EUGENE, Ore. — Kellie Puckett leapt from her 4x4 Gator and greeted a family unloading their horse from a trailer.
“This way,” she said, motioning to a vacant stall.
The air was smoky. The sun glowed red.
Monday and Tuesday, Puckett, a manager at Oregon Horse Center, had loaded stalls with more than 100 horses from evacuated fire zones.
During Oregon’s wildfire chaos, neighbors and volunteer teams have rescued thousands of farm animals from evacuation areas statewide, feed stores have donated hay and supplies and strangers have opened their barns to evacuated animals.
“I don’t know if our house will be there when we go back. It’s scary. But I’m glad we have a place for our horses,” said Carly Bramhall, 15, a student at Springfield High School.
Bramhall’s family had evacuated the Mohawk area near the Holiday Farm Fire and brought their horses to the center.
Donkeys brayed in a nearby stall. Farmers the past few days had come with goats, ponies, pigs, llamas, even a bull.
Annie Fike, boarding manager at Oregon Horse Center, said local businesses helped. Coastal Farm & Ranch donated feed, electrolytes and water buckets. Wilco sent a hay relief truck. Smart Foodservice donated water bottles.
The center is in a constellation of organizations and individuals statewide helping farmers.
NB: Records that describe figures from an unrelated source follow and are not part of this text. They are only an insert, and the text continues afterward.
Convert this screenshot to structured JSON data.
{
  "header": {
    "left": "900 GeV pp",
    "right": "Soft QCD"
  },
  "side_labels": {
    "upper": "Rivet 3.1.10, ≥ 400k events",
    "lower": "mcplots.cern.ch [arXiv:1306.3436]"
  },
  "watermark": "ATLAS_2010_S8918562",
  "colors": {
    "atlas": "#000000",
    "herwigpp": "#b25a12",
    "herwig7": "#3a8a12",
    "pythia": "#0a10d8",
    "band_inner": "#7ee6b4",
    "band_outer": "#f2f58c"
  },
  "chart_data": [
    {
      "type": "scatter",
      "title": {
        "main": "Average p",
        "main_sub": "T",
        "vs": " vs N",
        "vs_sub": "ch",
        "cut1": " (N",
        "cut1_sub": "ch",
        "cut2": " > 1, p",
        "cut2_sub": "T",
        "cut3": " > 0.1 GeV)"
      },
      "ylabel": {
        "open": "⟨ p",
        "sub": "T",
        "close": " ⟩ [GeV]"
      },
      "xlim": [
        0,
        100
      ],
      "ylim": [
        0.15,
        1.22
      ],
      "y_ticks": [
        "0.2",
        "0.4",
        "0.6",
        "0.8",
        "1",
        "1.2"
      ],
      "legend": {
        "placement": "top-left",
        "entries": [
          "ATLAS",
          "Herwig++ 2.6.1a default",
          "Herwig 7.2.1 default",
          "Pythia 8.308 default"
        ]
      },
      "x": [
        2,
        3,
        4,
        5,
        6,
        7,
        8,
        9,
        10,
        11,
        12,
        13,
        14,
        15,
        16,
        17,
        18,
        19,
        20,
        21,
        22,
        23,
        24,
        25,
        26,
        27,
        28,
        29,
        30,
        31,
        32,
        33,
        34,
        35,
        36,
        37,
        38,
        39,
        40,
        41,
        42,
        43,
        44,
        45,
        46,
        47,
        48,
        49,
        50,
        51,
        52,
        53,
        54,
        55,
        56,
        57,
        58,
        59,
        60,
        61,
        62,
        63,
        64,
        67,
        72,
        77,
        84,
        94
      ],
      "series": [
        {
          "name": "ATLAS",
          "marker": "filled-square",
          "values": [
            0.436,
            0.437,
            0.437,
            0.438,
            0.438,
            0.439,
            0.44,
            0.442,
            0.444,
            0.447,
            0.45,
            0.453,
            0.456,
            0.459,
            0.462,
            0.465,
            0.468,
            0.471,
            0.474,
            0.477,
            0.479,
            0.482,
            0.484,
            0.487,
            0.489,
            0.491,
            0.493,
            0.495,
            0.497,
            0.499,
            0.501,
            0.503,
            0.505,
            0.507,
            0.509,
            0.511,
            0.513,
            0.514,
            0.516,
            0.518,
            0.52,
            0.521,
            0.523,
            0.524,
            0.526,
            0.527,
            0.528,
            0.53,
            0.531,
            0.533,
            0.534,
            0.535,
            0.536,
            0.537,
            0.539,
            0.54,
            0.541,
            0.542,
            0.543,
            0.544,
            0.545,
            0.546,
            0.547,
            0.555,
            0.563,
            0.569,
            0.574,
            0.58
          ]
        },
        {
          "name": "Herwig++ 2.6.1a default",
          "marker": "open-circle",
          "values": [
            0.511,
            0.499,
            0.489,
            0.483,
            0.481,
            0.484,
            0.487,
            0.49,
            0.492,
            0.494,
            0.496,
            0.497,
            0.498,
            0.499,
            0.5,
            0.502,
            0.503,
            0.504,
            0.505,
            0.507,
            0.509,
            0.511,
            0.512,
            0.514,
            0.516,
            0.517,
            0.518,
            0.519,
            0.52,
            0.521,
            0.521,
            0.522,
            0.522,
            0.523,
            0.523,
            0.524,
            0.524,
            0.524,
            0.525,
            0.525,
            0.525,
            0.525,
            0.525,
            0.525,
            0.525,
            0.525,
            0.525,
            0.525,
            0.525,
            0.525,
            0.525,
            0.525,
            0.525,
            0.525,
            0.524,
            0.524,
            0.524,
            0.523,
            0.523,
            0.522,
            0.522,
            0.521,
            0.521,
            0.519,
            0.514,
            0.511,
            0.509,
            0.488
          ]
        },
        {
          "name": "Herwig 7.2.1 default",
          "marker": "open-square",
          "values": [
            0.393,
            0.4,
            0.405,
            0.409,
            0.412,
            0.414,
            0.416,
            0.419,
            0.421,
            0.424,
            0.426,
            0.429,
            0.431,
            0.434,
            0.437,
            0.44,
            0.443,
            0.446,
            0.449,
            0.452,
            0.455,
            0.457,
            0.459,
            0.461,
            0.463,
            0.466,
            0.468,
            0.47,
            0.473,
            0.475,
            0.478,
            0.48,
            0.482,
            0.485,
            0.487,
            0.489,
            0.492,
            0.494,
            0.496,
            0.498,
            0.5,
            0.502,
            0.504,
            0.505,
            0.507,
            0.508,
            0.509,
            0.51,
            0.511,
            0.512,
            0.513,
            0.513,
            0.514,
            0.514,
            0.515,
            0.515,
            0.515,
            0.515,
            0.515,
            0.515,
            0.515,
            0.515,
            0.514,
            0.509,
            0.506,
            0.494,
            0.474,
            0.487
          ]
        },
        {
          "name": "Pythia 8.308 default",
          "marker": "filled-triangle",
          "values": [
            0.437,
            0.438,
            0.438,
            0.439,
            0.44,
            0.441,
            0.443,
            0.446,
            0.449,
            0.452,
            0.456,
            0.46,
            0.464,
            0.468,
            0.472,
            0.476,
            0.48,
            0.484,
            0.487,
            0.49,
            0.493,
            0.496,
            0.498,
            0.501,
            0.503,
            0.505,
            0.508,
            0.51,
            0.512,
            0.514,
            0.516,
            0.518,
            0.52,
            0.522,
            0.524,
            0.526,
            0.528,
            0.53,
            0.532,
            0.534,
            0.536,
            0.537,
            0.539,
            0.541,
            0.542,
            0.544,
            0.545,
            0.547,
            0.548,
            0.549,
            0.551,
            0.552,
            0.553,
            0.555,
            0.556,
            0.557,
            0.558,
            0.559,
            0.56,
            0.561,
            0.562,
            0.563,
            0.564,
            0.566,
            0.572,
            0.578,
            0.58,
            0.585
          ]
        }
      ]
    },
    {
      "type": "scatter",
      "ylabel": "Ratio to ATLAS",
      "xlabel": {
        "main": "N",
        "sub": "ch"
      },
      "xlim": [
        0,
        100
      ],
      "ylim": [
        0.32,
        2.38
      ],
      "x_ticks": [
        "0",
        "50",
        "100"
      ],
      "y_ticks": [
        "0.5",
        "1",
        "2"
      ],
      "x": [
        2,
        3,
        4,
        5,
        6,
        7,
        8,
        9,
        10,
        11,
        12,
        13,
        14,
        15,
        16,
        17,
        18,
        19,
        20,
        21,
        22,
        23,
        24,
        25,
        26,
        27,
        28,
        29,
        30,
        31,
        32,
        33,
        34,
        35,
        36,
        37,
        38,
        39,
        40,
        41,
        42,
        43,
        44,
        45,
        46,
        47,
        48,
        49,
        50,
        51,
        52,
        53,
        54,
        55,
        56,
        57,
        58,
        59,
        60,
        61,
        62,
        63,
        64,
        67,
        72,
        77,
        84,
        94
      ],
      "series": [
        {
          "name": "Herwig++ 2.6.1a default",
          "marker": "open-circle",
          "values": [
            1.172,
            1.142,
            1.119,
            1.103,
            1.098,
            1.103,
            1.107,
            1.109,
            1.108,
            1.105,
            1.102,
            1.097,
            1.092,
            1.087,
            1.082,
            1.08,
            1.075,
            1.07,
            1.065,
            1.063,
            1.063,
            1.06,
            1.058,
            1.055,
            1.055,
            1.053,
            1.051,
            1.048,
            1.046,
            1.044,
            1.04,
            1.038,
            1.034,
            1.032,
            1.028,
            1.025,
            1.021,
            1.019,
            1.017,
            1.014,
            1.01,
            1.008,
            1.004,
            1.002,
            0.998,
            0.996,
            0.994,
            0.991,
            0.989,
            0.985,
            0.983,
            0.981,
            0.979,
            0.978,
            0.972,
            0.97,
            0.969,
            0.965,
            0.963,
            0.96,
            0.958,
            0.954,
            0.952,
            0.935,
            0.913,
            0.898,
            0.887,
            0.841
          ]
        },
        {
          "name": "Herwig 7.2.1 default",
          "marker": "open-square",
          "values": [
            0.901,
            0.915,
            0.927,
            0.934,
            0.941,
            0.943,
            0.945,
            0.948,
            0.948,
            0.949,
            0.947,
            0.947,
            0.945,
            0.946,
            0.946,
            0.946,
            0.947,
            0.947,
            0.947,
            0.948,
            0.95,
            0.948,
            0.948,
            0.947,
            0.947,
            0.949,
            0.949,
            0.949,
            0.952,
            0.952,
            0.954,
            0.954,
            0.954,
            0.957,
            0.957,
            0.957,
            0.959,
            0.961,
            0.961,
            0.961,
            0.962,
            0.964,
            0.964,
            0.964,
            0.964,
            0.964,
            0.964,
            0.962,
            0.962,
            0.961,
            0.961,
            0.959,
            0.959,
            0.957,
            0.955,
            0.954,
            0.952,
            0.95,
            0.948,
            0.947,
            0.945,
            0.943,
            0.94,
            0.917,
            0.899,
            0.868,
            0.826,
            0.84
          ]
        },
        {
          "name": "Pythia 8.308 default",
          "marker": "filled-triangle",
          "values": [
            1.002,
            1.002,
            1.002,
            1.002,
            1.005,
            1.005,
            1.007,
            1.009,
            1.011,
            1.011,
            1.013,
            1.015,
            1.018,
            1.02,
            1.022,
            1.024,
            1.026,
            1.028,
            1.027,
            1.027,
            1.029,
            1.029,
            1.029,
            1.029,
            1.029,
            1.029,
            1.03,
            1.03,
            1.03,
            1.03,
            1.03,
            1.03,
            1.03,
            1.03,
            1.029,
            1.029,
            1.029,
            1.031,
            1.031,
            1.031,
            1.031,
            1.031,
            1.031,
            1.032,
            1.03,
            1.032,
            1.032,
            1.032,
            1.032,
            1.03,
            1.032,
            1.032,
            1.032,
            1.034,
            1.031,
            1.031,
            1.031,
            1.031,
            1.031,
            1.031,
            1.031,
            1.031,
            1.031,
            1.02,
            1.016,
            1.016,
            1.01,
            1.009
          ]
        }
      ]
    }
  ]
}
Emma Rupert, a leader at the Eugene Livestock Auction in Junction City, told the Capital Press her team has transported hundreds of farm animals the past few days.
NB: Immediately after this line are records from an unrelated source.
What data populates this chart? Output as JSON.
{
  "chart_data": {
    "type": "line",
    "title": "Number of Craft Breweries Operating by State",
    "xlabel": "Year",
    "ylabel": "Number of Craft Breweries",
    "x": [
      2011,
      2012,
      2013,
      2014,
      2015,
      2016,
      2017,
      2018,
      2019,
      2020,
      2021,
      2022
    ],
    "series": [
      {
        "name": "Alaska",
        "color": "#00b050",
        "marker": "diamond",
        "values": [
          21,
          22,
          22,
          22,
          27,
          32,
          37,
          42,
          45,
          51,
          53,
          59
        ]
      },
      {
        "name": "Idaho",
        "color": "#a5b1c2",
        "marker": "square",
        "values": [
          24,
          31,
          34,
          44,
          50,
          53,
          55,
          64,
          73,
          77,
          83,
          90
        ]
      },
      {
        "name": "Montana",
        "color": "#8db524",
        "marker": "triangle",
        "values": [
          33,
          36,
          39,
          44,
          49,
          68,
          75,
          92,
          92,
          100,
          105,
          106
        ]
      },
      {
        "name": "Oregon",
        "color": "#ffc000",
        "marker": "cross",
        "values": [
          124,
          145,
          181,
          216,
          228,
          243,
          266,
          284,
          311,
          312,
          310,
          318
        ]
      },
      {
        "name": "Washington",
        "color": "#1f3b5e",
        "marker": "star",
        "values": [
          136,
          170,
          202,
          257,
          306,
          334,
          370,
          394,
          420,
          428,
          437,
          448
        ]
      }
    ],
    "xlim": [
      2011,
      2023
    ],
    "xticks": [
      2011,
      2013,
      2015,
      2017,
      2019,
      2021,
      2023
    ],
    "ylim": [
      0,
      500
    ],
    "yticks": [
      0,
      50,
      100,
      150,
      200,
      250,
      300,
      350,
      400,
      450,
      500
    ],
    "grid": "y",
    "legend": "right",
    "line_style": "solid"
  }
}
A spokeswoman for the Clackamas County Fairgrounds said there are “a lot” of rescued farm animals on site, too many to count yet.
Lane County Animal Services, too, has been bustling to move livestock and orchestrate pickups.
Akins Trailer Sales, a trailer dealer in Harrisburg, Ore., has offered to lend out its entire new fleet of trailers for free on an honor system so ranchers can make livestock rescues.
“We’ve received hundreds of calls every day. It’s so crazy,” said Rochelle Akins, co-owner of the dealership. “People are calling and they’re frantic about their animals.”
Akins said she and her husband, Thad, recognized the need because they had to evacuate their own livestock this week. Because many ranchers don’t have trailers, they’re offering theirs.
Akins said TimberUnity, a livestock rescue group called Cowboy 911 and others have helped move animals. What has inspired her, Akins said, is the number of individuals borrowing trailers to help neighbors and strangers.
In some parts of Oregon, farmers are still desperate for help.
Tommie Reevs, barn owner and manager at Silver Saddle Ranch and Stables in Roseburg, Ore., told the Capital Press she has been driving the roads near Sutherlin, Ore., with her horse trailer, looking for strangers to help. Every trip Reevs makes, she said, she sees dozens of farmers on roadsides awaiting trailers.
Some animals haven’t made it out yet.
Gale Moser, a Lane County farmer, said she’s grateful her horses are safe at Oregon Horse Center, but because evacuation orders escalated quickly, she had to leave behind her cattle and chickens.
“If it burns, we lose them,” she said.
Volunteers continue transporting livestock out of evacuation zones as fires spread.